According to the firm, the T-Charge platform preserves T cell stemness (the ability to self-renew and mature, resulting in a product containing greater proliferative potential and fewer exhausted T cells. The CAR-T cell expansion occurs primarily within a patient’s body and so eliminates the need for an extended culture time ex vivo.

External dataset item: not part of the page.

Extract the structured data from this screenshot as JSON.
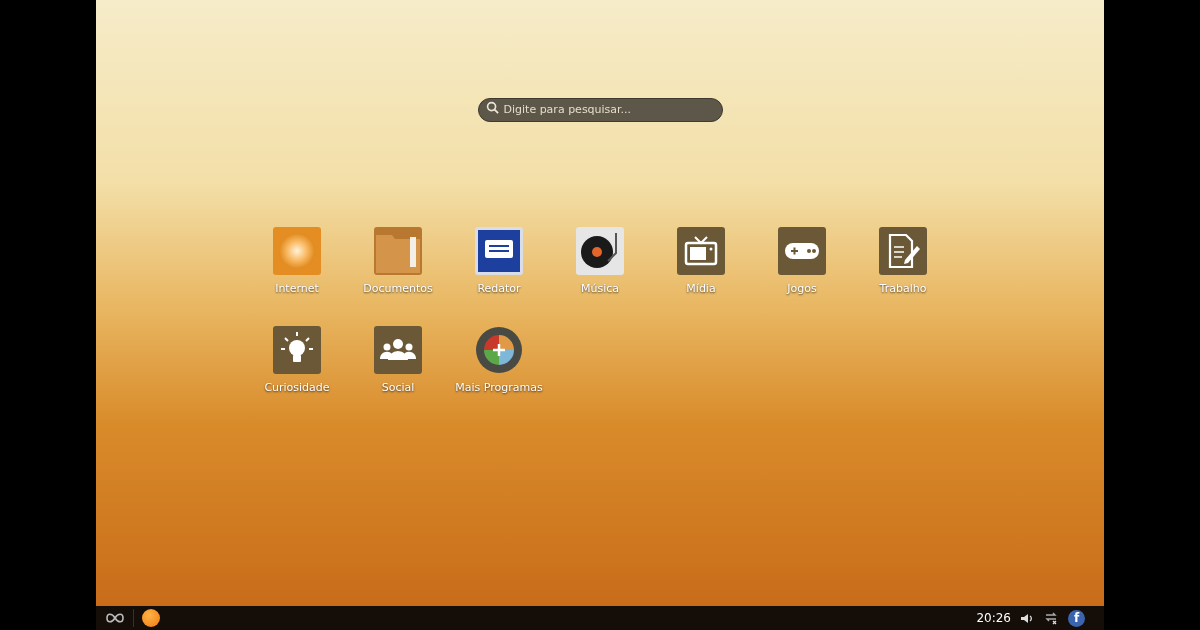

“We believe once we fully optimize it, we can bring it down to a seven-day manufacturing process,” said Narasimhan. “And on seven days, we think that is attractive enough in terms of the scale that we have that we wouldn’t need move into any sort of allo-based technologies.
“We restate the course on autologous-based therapies. We think that we can scale that now at the volumes that you would need,” he continued. “We’ve had multiple rounds of FDA inspections, and we think we’ve now gotten over the hump in terms of really having a sustainable manufacturing model for cell therapies.”